The smog is atrocious in the streets; it took about an hour for us both to develop a bit of a cough, and after a couple of days my eyes are hurting. I have never been anywhere more polluted, and can’t begin to imagine what it does to the life expectancy of the poor sods who live and work here, many of whom sit at their street stalls with handkerchiefs pressed to their mouths and eyes half-shut. Kathmandu is surrounded by mountains – but you can’t actually see them through the soup! We’ve crossed several rivers, the banks of which are mountains of trash and the channels essentially sewers. The locals’ habit of just dropping rubbish in the street wherever some rubbish has already been dropped could also do with changing.

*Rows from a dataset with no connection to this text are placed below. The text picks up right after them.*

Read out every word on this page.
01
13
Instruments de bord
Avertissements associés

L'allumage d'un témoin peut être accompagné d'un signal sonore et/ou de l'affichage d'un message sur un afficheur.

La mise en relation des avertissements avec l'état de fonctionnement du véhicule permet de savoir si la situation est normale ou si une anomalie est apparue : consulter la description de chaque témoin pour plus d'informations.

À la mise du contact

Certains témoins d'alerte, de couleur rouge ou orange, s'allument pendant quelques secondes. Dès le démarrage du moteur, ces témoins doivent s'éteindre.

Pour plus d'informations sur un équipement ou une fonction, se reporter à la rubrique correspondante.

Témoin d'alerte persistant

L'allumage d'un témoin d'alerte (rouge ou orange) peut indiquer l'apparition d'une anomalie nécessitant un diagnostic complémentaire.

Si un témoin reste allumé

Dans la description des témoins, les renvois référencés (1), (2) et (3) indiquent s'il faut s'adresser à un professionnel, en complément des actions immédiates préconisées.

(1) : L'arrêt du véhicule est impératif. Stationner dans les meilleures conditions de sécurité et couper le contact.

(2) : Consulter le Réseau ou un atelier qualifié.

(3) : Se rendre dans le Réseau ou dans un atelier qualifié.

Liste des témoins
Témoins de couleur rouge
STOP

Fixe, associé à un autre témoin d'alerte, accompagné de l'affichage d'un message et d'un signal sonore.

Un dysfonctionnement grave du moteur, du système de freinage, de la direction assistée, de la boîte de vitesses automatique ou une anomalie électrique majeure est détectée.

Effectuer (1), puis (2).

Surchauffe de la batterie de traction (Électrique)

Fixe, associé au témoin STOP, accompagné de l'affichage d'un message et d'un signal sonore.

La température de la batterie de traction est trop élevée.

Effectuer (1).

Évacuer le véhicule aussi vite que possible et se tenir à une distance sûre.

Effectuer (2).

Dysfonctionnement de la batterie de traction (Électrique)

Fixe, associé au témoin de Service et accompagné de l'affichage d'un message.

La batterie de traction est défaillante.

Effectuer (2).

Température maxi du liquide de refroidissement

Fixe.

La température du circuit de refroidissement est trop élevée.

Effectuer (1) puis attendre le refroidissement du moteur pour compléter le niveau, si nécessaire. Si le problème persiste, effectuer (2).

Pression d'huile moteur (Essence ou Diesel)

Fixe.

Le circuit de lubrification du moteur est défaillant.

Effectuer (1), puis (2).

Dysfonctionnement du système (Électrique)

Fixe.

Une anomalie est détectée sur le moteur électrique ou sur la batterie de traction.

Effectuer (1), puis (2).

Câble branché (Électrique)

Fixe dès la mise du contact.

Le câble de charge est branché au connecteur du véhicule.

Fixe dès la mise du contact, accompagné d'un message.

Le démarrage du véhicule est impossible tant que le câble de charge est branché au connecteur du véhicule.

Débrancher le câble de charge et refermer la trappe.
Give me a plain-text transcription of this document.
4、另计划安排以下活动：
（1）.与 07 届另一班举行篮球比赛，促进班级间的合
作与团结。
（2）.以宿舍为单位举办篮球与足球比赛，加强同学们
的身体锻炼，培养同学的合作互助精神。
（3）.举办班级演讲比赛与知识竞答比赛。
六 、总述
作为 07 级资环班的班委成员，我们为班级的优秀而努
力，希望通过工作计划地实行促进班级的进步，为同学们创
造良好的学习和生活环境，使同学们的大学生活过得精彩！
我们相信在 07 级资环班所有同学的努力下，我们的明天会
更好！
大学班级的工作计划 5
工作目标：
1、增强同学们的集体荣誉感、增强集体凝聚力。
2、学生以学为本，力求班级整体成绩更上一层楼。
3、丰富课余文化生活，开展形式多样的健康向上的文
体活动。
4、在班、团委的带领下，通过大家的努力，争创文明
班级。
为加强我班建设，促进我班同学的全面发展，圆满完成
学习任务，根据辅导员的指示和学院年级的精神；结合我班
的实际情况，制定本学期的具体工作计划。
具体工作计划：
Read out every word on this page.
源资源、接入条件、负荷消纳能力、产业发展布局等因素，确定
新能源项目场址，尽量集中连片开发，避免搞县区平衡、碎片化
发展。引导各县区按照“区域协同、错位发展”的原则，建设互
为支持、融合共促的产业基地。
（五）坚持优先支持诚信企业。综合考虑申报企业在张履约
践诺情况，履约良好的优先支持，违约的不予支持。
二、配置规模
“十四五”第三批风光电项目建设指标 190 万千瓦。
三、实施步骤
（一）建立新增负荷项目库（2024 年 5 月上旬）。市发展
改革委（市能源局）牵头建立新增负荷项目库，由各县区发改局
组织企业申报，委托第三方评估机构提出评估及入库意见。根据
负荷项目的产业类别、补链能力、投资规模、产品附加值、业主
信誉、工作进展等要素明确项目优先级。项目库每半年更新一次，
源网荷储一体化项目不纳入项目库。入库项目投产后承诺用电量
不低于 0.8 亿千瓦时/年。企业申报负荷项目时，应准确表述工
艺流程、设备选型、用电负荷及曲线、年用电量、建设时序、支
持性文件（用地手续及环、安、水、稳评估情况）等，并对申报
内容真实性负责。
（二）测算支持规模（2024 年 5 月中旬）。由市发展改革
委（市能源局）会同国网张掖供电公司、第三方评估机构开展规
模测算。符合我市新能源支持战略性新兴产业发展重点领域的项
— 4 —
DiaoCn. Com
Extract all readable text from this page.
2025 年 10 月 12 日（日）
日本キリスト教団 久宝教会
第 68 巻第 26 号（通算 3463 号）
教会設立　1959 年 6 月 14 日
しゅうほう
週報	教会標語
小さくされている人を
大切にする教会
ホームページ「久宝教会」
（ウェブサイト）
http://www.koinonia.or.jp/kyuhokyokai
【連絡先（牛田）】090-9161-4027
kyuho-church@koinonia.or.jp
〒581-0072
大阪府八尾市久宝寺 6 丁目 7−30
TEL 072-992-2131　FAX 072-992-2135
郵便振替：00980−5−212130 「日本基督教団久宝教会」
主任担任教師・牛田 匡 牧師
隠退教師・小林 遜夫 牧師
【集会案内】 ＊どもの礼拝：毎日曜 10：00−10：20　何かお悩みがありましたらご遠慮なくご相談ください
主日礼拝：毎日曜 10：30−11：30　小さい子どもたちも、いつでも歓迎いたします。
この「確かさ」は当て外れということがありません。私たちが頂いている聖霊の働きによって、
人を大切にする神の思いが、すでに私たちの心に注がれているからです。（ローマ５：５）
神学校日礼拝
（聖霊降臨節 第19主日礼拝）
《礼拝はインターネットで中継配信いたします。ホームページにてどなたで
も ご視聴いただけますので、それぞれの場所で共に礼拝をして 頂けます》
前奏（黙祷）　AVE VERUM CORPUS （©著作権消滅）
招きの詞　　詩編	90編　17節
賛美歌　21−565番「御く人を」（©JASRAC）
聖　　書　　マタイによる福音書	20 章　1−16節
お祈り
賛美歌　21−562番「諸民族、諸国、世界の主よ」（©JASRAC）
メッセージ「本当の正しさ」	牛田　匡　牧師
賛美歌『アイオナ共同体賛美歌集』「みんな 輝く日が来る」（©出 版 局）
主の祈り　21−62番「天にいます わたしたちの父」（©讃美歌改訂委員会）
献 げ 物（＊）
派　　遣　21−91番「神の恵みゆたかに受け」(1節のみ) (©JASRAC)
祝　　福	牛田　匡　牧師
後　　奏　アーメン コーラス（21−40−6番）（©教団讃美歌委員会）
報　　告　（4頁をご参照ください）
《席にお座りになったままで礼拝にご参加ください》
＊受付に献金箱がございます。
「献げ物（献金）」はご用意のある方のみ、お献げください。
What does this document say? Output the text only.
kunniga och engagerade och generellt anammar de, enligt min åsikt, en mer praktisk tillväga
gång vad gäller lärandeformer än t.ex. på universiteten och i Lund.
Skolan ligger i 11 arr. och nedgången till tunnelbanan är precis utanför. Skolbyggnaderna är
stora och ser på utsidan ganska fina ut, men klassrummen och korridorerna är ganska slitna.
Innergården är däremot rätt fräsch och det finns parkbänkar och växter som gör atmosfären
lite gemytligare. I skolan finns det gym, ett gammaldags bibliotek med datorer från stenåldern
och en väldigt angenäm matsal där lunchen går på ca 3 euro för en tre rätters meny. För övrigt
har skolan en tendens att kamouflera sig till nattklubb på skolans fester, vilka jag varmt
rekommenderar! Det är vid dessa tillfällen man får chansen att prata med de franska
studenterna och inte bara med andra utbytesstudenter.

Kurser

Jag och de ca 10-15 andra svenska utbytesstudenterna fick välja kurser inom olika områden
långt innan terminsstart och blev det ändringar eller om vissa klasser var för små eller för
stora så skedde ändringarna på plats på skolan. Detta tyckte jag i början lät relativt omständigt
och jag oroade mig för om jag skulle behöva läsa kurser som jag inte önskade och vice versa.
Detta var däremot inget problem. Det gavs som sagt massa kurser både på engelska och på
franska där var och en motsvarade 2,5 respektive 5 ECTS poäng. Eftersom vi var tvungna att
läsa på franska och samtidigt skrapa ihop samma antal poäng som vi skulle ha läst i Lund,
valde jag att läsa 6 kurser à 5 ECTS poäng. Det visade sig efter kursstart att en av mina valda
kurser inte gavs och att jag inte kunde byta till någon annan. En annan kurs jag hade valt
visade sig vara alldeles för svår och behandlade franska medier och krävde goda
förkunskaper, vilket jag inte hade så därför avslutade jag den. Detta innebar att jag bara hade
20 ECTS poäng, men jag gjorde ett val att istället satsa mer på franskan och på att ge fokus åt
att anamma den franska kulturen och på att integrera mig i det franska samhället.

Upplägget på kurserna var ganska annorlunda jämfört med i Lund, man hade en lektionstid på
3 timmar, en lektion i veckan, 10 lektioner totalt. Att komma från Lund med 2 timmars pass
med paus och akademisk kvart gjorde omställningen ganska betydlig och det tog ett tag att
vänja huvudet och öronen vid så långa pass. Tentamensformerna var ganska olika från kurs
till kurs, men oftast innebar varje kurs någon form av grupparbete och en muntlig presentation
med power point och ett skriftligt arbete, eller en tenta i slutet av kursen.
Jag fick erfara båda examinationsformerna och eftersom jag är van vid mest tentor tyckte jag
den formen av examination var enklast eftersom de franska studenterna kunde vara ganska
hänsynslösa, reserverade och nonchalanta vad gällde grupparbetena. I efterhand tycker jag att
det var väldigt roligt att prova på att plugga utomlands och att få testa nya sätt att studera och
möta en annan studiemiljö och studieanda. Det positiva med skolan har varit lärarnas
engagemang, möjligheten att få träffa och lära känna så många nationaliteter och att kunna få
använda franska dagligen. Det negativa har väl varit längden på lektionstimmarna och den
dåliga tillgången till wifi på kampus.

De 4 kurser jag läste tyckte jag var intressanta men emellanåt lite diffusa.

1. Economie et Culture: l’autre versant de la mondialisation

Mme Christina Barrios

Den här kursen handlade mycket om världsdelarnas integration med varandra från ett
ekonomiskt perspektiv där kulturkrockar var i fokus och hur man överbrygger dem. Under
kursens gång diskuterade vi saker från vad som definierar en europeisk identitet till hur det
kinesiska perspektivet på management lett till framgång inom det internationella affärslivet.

The one redeeming feature of Thamel, the tourist district, is that the streets are a tiny bit less insane than elsewhere. But otherwise it’s a typical tourist area teeming with shops selling handicrafts and knock-off trekking equipment, cheap guesthouses and restaurants offering pizza and chips. Kathmandu was apparently a really good place for a traveller to just hang out and relax a while, but the only way to relax here is to stay in your hotel room or a good cafe you know.
I need to balance my bile with some positive points.
- Everything is very cheap, a good meal for two could be £5 to £15 and they cleaned the sensor of the annoying little camera for £20 where the same cost £30 in Cape Town.
- I also have an inordinate fondness for the national drink, milky masala tea just like in India and here only 25p. On reflection, I haven’t had a single cup of coffee here.
- Another comparison with India, the touts and guys who want to be your guide are more polite and less parasitic here. Indeed, their tactic often seems to be the sob story – “I’m a guide, but I haven’t found anyone yet to guide today and so I have no money”. Hmm. You can’t be a very good guide then, can you?
- The best things we’ve seen are the Swayambuna stupa, the village of Bungamati and the Durbar Square in the neighbour city of Patan – though all outside of Kathmandu proper.
- And all the Nepalese we’ve met have been friendly and (attempted to be) helpful.
Probably the most positive point is our host at the Dolphin Guesthouse, Surendra. He’s been incredibly helpful, and took me out to find the camera repair place (up a back staircase in the shady interior of an unmarked building – not somewhere I’d find myself!) as well as providing lots of useful advice. Our room is small but okay, though the bathroom is intended for a contortionist as the loo is situated where you would want to stand in front of the sink.
Kathmandu: it’s polluted, frenzied, unappealing and exhausting. Let’s dub it the “gateway to Nepal” and hope the rest of the country is better.
Related Images:
lol, yeah you’ve really sold it there, after going pea green over your Madagascar exploits this made me feel better so thanks. You should have brought your stormtrooper respirator suit after all it seems…
We’re staying in Bhaktapur now, a city merely 12km from Kathmandu and (to paraphrase the guidebook) it really is just like Kathmandu would have been two decades ago. So that’s a hot tip if you ever do come to this part of the world – stay in Bhaktapur, day-trip to Kathmandu for the sights.